The management is the ultimate and most important sponsor of the awareness program. He has a very specific need to understand the goals of awareness program and the role security plays in achieving their business objectives.

The presentation to the management should focus on security threats which organization may encounter in the shorter or longer run. It should be clearly communicated to the management that without its support the organization and the employees will not be able to protect information assets. Below are some of the management mistakes which have to be highlighted in the presentation.
  • Ignore security problems
  • Fail to realize the value of their information reputations
  • Rely primarily on technology/products.
  • Fail to deal with the operational aspects of security
  • Fail to understand the relationship of information security to their business
  • Not providing training/ time to their staff.
  • Always think quick and visible return on investment while implementing solution
ii. End Users

End users usually are not responsible for overall protection of the information in IT Companies. They must secure the work environment and the information they are dealing with. End users are involved in day to day activities and use data to perform their jobs. This type of audience requires detailed understanding of the information security threats, damage by those threats and solutions to mitigate the damage. They should also be familiar with the policies and procedures which will help them to ensure performance and security.

The underline message that should be communicated to end users is, consult your information security department whenever something went wrong or whenever you have questions. Here are some of the mistakes of end users which should be highlighted in the presentation.
  • Violation of security policy
  • Opening unsolicited e-mail attachments
  • Installing software from unknown sources
  • Visiting suspicious web sites
  • Not reporting security incidents
  • Victims of social engineering
iii. Technical Staff

Mostly it is understood that technical people do not require security awareness as they are the ones who designed the system so why should they be called for basic awareness sessions? The purpose of security awareness session for technical people is explaining them how technology is helping out business and what is needed to protect business and technology.

Awareness session for technical people should be centered on technology is not driving the business, it is the opposite. It is always the business that decides the need of technology.

As discussed earlier, security awareness program doesn’t mean one-size fits for all but topics have to be customized according to profile of the audience.
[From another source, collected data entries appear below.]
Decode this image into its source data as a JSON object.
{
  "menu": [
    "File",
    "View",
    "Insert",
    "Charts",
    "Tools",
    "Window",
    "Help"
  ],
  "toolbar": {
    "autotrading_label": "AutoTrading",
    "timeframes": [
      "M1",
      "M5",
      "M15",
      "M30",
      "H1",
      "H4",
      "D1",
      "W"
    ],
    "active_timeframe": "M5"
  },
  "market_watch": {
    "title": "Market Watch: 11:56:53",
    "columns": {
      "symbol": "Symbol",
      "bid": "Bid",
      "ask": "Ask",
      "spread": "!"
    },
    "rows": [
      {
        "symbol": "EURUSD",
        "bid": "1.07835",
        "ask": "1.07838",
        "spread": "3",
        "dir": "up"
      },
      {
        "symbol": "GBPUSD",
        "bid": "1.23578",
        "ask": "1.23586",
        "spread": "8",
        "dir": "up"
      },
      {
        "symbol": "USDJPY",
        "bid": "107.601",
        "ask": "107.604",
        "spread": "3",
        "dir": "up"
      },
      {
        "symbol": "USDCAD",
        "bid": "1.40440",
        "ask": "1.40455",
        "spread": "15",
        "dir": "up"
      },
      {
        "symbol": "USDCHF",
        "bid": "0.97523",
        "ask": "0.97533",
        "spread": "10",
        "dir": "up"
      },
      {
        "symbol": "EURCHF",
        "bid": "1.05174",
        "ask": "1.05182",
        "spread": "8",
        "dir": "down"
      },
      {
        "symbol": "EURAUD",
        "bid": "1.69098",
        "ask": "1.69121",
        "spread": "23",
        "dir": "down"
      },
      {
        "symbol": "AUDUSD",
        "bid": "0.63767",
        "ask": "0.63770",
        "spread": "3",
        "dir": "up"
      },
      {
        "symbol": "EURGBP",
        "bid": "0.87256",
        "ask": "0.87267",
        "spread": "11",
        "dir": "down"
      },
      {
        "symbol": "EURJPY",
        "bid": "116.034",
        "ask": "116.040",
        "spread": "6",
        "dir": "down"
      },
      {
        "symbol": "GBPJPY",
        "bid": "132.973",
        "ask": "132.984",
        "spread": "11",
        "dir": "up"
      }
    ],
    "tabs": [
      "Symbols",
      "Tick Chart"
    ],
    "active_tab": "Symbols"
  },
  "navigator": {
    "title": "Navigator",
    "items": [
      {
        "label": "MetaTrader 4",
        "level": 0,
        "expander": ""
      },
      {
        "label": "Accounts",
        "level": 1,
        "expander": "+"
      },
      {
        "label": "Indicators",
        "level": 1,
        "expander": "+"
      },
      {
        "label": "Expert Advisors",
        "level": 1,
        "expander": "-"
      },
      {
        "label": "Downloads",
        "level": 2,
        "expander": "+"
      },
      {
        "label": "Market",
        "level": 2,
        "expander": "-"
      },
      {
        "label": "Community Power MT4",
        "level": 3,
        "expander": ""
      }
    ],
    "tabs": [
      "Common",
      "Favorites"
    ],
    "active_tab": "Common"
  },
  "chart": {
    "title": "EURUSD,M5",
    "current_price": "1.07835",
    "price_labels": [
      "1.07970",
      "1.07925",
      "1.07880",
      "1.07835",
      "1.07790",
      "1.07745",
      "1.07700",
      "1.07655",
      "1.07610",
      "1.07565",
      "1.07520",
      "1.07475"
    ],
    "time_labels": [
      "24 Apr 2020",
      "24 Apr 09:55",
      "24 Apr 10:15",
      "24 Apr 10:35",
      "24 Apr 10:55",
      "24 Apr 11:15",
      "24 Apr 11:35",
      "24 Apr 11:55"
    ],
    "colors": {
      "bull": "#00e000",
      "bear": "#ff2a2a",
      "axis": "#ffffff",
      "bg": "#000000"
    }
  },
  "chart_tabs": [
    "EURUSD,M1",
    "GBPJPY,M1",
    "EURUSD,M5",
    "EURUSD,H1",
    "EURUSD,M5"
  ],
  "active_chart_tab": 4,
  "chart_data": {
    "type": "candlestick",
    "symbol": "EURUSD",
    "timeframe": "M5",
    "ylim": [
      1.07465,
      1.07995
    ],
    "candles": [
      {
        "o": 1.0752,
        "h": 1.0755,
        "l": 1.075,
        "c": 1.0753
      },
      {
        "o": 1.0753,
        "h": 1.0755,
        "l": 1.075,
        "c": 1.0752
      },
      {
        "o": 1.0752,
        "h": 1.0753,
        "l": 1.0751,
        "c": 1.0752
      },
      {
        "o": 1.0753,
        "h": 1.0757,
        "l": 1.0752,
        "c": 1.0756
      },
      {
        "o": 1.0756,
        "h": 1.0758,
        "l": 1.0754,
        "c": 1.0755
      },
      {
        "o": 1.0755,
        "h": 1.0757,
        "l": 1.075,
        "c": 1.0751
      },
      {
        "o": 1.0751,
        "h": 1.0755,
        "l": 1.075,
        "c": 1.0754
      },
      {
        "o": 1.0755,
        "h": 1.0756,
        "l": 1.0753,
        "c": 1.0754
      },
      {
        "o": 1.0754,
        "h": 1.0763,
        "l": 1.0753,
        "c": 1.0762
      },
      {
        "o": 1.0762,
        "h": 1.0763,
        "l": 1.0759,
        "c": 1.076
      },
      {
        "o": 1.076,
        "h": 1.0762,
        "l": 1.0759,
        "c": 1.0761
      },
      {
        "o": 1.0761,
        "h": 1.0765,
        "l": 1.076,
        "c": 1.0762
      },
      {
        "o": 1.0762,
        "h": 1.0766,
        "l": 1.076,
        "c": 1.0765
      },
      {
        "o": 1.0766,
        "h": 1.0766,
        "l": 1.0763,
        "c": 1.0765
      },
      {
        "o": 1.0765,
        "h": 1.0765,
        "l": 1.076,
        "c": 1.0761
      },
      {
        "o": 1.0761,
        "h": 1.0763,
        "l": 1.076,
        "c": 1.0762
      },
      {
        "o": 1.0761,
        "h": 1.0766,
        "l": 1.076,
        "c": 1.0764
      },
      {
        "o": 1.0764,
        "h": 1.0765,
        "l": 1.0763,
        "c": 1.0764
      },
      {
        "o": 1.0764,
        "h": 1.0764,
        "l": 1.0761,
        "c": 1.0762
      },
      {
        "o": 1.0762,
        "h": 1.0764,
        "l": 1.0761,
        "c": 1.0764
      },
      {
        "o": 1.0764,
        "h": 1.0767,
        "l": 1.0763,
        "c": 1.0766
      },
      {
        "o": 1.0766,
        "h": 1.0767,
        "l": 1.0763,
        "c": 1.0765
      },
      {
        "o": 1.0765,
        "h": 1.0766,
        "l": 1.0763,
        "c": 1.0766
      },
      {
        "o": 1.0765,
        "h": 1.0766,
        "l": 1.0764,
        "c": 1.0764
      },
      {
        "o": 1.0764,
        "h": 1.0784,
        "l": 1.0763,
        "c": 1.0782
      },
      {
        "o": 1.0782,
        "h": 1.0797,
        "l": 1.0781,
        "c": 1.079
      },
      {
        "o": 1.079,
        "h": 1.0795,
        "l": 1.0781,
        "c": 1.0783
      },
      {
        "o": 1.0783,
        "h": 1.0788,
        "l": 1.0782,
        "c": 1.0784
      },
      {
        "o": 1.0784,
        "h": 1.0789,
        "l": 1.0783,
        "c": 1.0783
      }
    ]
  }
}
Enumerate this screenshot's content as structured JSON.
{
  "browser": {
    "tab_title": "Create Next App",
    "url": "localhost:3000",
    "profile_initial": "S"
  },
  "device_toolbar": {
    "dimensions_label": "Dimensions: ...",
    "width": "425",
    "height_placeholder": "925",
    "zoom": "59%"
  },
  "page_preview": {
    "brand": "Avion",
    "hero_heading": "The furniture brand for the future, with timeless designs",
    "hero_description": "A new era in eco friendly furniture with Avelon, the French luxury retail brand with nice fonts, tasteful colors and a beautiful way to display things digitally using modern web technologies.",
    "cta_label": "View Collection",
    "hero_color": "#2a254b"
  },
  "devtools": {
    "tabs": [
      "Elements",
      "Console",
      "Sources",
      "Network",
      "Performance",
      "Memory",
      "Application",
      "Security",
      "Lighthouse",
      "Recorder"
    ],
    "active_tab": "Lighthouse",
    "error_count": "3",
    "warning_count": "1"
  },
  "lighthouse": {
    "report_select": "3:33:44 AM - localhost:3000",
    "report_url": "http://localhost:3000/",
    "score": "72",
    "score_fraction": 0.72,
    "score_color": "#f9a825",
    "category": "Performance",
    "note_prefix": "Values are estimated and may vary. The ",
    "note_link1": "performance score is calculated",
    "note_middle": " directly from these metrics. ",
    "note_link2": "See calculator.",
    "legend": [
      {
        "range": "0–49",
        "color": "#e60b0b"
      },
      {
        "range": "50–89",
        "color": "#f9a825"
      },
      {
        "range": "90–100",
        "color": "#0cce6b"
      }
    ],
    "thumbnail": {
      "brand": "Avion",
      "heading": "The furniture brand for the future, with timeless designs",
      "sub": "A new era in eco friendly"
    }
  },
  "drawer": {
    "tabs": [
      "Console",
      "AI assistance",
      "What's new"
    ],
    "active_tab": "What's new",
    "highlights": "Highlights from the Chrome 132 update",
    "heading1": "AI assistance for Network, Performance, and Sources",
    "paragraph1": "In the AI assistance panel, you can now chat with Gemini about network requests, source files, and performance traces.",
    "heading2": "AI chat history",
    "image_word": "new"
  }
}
2. Computer Based Information Security Awareness

Some of the companies make awareness program easy and accessible for users at all times. They design a computer application and install it on the company’s network which is available all the time. By using this self-learning approach employees can access at their leisure and then learn by themselves the topics which are of interest to them. Mainly computer applications cover two basic modules and compliant with company security policies. The first module is a self-assessment using a survey form. This helps users to assess where they are lacking in understanding company security policies. It’s a good technique for users to analyze their strengths, weaknesses and compliance with company’s awareness program. The second module is usually on the education of security issues, this helps users to learn and educate themselves the company security Policies and Procedures. 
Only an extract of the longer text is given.